Royena ficou quieta por um tempo, olhando para Breu enquanto tentava encaixar as peças que o mesmo lhe dava, a fim de montar o quebra-cabeças. Ela deixou um sobressalto passar pelos seus olhos quando finalmente entendera as coisas, e isso deu um ar de satisfação irritante à Breu.

– Está me dizendo então que tudo que tem feito desde o início foi proteger exatamente as mesmas crianças que os guardiões tentam proteger de... Você?

– Precisamente – ele sorriu. – Porém, não só as crianças, mas qualquer criatura com o mínimo de instinto... Não vou mentir que eu me divertia corrompendo sonhos infantis e vendo a agonia das crianças, mas que culpa tenho eu se isso me deixava mais forte? Eu estava fazendo meu trabalho, de uma forma ou de outra... Até os guardiões aparecerem para estragar tudo.
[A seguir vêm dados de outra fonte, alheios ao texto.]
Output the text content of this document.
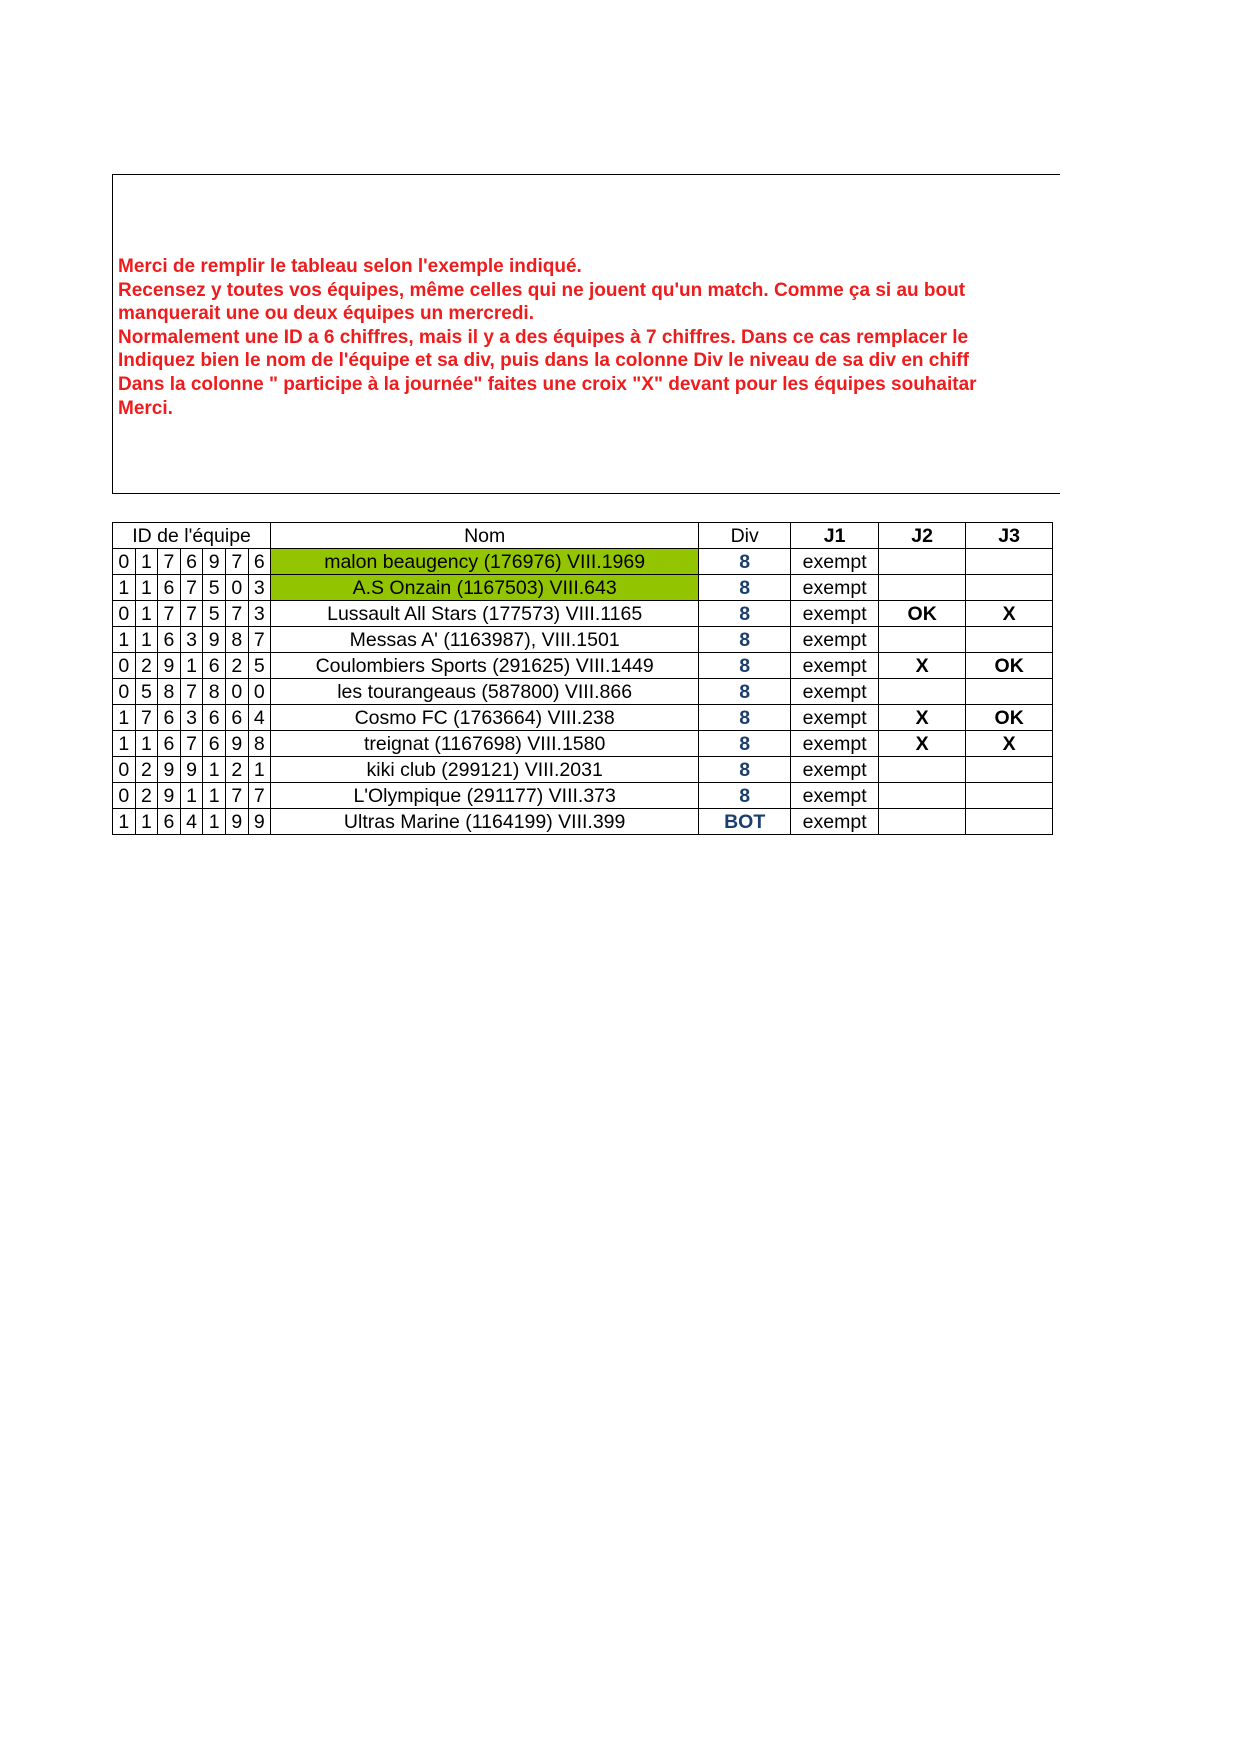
Merci de remplir le tableau selon l'exemple indiqué.
Recensez y toutes vos équipes, même celles qui ne jouent qu'un match. Comme ça si au bout
manquerait une ou deux équipes un mercredi.
Normalement une ID a 6 chiffres, mais il y a des équipes à 7 chiffres. Dans ce cas remplacer le
Indiquez bien le nom de l'équipe et sa div, puis dans la colonne Div le niveau de sa div en chiff
Dans la colonne " participe à la journée" faites une croix "X" devant pour les équipes souhaitar
Merci.
ID de l'équipe							Nom	Div	J1	J2	J3
0	1	7	6	9	7	6	malon beaugency (176976) VIII.1969	8	exempt		
1	1	6	7	5	0	3	A.S Onzain (1167503) VIII.643	8	exempt		
0	1	7	7	5	7	3	Lussault All Stars (177573) VIII.1165	8	exempt	OK	X
1	1	6	3	9	8	7	Messas A' (1163987), VIII.1501	8	exempt		
0	2	9	1	6	2	5	Coulombiers Sports (291625) VIII.1449	8	exempt	X	OK
0	5	8	7	8	0	0	les tourangeaus (587800) VIII.866	8	exempt		
1	7	6	3	6	6	4	Cosmo FC (1763664) VIII.238	8	exempt	X	OK
1	1	6	7	6	9	8	treignat (1167698) VIII.1580	8	exempt	X	X
0	2	9	9	1	2	1	kiki club (299121) VIII.2031	8	exempt		
0	2	9	1	1	7	7	L'Olympique (291177) VIII.373	8	exempt		
1	1	6	4	1	9	9	Ultras Marine (1164199) VIII.399	BOT	exempt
– Mas se teoricamente a missão de vocês é a mesma, por que se tornaram inimigos?

– Digamos que nossos modus opperandi são extremamente diferentes. – Breu estava sério agora. – Enquanto eu preparava as crianças para serem fortes para o futuro cruel que as aguardava, os guardiões apenas as agraciavam com presentinhos e mimos sem merecimento real algum. “Seja bonzinho e o coelhinho vai te trazer ovinhos! O Papai Noel vai te dar muitos presentes esse ano! Olha, o que é isso?! A fada do Dente te deu uma moedinha por ter usado fio dental no dente que caiu!, que tipo de objetivo real há nisso?! Estão criando gerações de crianças mimadas sem um pingo de senso do que é a vida real!

Breu havia se levantado do trono durante seu discurso, esbravejando. Agora estava em pé diante de Royena, os braços arqueados para trás com os dedos em formas de garra, o tórax levemente inclinado para frente e a fronte contraída emoldurando seus olhos que ardiam como dois sóis de fúria novamente. Era o retrato de um predador raivoso. Porém, calmamente ele voltou á sua pose comum de tédio e sua expressão se acalmou como se nada tivesse acontecido.

– Desculpe, eu sempre me empolgo quando esse assunto vem à tona. De qualquer forma, o que acha da minha proposta agora?

– Eu... Eu... – Royena engasgou. Estava cheia de dúvidas sobre tudo, até sobre si mesma.

– Vou lhe dar tempo para pensar, afinal, nosso inimigo em comum ainda não deu o menor sinal de que vai cair, então nos veremos muitas vezes ainda. Por hora era isso que precisava falar, agora vou me retirar pois a aurora está para nascer, e preciso estar à salvo dela antes disso.

Breu apenas fez uma breve reverência e mergulhou nas sombras novamente.

– Não, espere! – exclamou a garota.

Royena saltou do trono e desintegrou as placas de terra que cobriam seu corpo, mesmo ainda sentindo muita dor, e escalou a parede de sua caverna aos pulos, tentando seguir a sombra que Breus e tornara. Ele escorregou por uma das fendas entre raízes e a garota as atravessou logo em seguida, mas Breu já havia partido se misturando com outras sombras. Royena encarou o nada por alguns momentos, até sentir sua fúria borbulhando.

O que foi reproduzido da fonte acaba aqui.